I desperately wanted to believe her.

I never did find out the truth about that mystery baby. But looking back, I understand now that women sometimes find themselves in the position of taking a life for a greater good, just as our government does when America wages war and civilian lives are taken.

In our family’s case, my father floated around our house, a shadowy spirit of doom, often threatening suicide. Four young daughters took turns as nurses and orderlies, as the hospitals never kept him long. Our mother was often working full time, AND taking part-time political jobs to put food on the table. When she was home, exhausted and trapped like a frightened animal, she lashed out at her children in horrific ways.

Any troubled family agonizing over whether to bring another life into this world is embroiled in its own abortion war.

If pro-lifers want to obsess over saving innocent lives, don’t start with what’s often a cluster of microscopic cells in a women’s womb. Start with the millions of fully-formed civilians killed in U.S. wars. Then support troubled families facing abortion, instead of cutting vital services women need to feed, house and take care of children they cannot afford to birth.
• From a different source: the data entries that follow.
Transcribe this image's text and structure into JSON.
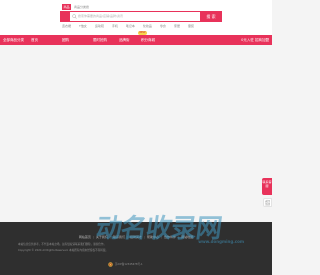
{
  "header": {
    "search_tab_active": "商品",
    "search_tab_2": "商品分类搜",
    "search_category": "",
    "search_placeholder": "搜索你需要的商品/店铺/品牌/资讯",
    "search_button": "搜 索",
    "hot_words": [
      "连衣裙",
      "T恤女",
      "运动鞋",
      "手机",
      "笔记本",
      "化妆品",
      "零食",
      "家居",
      "童装"
    ]
  },
  "nav": {
    "items": [
      "全部商品分类",
      "首页",
      "团购",
      "限时抢购",
      "品牌街",
      "积分商城"
    ],
    "new_badge": "NEW",
    "right_text": "0元入驻 招商加盟"
  },
  "float_tabs": {
    "tab1": "联系客服",
    "tab2": "返回顶部"
  },
  "footer": {
    "links": [
      "网站首页",
      "关于我们",
      "联系我们",
      "招聘英才",
      "帮助中心",
      "合作伙伴",
      "网站地图"
    ],
    "note_1": "本站信息仅供参考，不代表本站立场。如有侵权请联系我们删除，谢谢合作。",
    "note_2": "Copyright © 2024 All Rights Reserved. 本站所有内容未经授权不得转载。",
    "record_text": "苏ICP备12345678号-1"
  },
  "watermark": {
    "chars": [
      "动",
      "名",
      "收",
      "录",
      "网"
    ],
    "domain": "www.dongming.com"
  },
  "colors": {
    "accent": "#e8325a",
    "footer_bg": "#2f2f2f",
    "page_bg": "#f4f4f4"
  }
}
When my father died, in a state mental hospital, I was 23 years old. I walked out of that hospital holding everything he owned in a brown grocery bag: old photos, clothes and black rosary beads.

By then Mom was battling on a new war front– to save my younger sister, Deirdre (Dee Dee) in her early 20s, who was addicted to alcohol. At 14, Dee Dee told me–when I tried to stop her from running to a friend’s house to drink–that beer made her feel as if she’d finally found that safe, cozy home she’d always dreamed of. She’d begun drinking at eleven years old after a neighbor — a busty, blond woman with blood-red lipstick — began cruising home on Friday nights after a factory shift with a case of Budweiser in the back seat. Trying to be the cool Mom, she doled out cans to the neighborhood kids. Attempting to soothe her tortured, sensitive soul, my sister gobbled downed that boozy anesthetic any chance she got. Tragically, my sister’s addiction ultimately took her life.

When our father died, if our mystery baby Lindsay had indeed been born, she would have been 10 years old and trapped in the middle of a war zone.